Tue, Feb 18, 2014 at 09:53 AM
Aerial view of the mining site of Vale in Para state, Brazil, on Aug. 6, 2013. (Photo: Yasuyoshi Chiva/AFP/Getty Images)
Surprising dry season growth spurts spotted in the beleaguered Amazon rainforest are fake, the result of misleading satellite data, a new study finds.
Most plants sprout new growth during wet seasons, and conserve their energy when it's dry. So scientists were surprised when they discovered the Amazon forest turns green during the tropical dry season from June through October —even during an extreme drought — based on data from NASA's Terra satellite. The initial findings were published in the March 22, 2006, issue of the journal Geophysical Research Letters.
But the puzzling dry season growth spurt has long defied explanation, according to a study published on Feb. 6 in the journal Nature.

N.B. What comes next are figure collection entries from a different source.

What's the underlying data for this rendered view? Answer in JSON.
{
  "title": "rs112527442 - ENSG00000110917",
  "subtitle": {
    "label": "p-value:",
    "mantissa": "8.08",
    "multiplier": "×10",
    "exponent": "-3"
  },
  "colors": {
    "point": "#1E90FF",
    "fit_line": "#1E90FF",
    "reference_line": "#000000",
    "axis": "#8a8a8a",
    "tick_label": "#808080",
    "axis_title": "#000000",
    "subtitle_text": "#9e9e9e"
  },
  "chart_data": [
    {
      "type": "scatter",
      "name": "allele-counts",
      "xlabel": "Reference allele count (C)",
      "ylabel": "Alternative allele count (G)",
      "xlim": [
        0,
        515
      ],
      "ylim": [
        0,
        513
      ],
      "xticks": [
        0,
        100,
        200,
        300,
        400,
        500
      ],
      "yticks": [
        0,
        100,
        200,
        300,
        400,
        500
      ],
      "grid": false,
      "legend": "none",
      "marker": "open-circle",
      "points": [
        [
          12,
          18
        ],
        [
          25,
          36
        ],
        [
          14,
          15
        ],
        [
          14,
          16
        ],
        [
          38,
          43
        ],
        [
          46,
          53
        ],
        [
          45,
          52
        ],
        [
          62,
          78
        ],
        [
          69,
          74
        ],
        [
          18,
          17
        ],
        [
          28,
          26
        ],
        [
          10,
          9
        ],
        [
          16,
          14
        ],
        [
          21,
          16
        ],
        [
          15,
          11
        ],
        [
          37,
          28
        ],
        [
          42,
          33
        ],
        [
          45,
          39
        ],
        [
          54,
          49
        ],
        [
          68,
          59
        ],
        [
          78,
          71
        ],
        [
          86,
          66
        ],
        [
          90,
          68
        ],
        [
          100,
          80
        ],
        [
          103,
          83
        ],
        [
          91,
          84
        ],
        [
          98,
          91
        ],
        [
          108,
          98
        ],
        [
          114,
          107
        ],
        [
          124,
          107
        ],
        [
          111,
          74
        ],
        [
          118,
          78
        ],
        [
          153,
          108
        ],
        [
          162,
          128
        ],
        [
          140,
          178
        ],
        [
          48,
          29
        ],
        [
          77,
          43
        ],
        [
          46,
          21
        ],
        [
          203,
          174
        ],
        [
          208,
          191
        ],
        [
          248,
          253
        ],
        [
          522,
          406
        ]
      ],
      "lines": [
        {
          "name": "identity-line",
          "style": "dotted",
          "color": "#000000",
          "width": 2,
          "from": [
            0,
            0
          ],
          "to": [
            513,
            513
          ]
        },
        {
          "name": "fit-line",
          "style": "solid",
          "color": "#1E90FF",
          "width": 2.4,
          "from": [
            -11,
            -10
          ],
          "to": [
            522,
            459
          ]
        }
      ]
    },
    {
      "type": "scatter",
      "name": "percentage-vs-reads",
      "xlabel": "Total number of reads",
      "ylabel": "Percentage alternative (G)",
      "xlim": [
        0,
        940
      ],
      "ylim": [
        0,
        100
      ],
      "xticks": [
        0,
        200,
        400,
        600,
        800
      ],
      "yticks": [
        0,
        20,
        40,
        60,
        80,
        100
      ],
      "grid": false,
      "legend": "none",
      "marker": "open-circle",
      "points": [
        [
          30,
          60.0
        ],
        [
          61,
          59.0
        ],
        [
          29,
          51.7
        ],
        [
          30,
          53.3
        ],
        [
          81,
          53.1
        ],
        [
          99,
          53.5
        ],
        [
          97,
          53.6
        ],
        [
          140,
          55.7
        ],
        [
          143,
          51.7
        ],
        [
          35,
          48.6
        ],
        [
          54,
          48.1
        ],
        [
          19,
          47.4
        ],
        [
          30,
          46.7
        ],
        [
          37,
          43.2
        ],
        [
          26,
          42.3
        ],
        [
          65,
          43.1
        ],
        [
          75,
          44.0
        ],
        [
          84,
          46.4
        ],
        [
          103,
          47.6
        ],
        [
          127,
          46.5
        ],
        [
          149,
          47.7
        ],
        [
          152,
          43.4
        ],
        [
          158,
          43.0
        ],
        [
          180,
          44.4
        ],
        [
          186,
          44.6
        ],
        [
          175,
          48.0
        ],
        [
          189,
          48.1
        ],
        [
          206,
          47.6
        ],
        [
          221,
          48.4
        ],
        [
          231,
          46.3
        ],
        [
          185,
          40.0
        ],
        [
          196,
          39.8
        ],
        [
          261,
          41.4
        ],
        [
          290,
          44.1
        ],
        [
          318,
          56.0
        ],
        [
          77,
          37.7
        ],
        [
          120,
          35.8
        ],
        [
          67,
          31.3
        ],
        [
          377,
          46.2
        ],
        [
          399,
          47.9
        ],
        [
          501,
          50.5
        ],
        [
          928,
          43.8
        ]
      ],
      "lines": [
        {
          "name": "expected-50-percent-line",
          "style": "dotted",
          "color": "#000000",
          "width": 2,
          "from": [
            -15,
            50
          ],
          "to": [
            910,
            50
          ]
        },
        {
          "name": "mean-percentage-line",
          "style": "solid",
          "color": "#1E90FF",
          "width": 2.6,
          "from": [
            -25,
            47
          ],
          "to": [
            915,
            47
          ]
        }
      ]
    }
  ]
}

The reason why? The forest isn't actually growing, the Nature study reports. Instead, changes in shadow length from June to October made leaves seem greener, throwing off growth estimates. (During growth spurts, trees and plants produce more chlorophyll, which makes them look greener.)
"We think we have uncovered the mechanism for the appearance of seasonal greening of Amazon forests — shadowing within the canopy that changes the amount of near-infrared light observed by MODIS," lead study author Doug Morton, of NASA's Goddard Space Flight Center in Greenbelt, Md., said in a statement. Near-infrared light is just beyond the visible spectrum, and plants with more chlorophyll reflect more near-infrared light.
Here's how Morton and his colleagues diagnosed the problem.
In the tropics in June, the sun is low, casting long shadows when the MODIS, or Moderate Resolution Imaging Spectroradiometer, sensors that fly aboard NASA's Terra and Aqua satellites snap images of the Amazon rainforest. [Biodiversity Abounds: Stunning Photos of the Amazon]
Blue colors represent areas in Amazon forests where sensors and models can overestimate the green-up of vegetation; white represents areas that lack forest cover. (Photo: Doug Morton/NASA's Earth Observatory)
According to MODIS algorithms, an area is likely covered in green vegetation if sensors detect a relatively small amount of red light (red light is absorbed by plants for photosynthesis) but see a large amount of near-infrared light, which plants primarily reflect. Scientists use the ratio of red and near-infrared light as a measure of plant "greenness."
By September, around the time of the equinox, the sun is directly overhead and the forest canopy is shadow-free and highly reflective in the infrared. That makes it appear very green, according to satellite vegetation algorithms, though in reality the forest canopy hasn't actually greened, the study found. Without tree shadow, the forest looks brighter and greener to the MODIS sensors.
"Around the equinox, the MODIS sensor takes the 'perfect picture' with no shadows," Morton said. "This seasonal change in MODIS greenness has nothing to do with how forests are changing."
After correcting for the shadowing effect, the increase in greening during the dry season disappears. It turns out that the Amazon forests maintain a fairly constant greenness and canopy structure throughout the dry season, the study finds.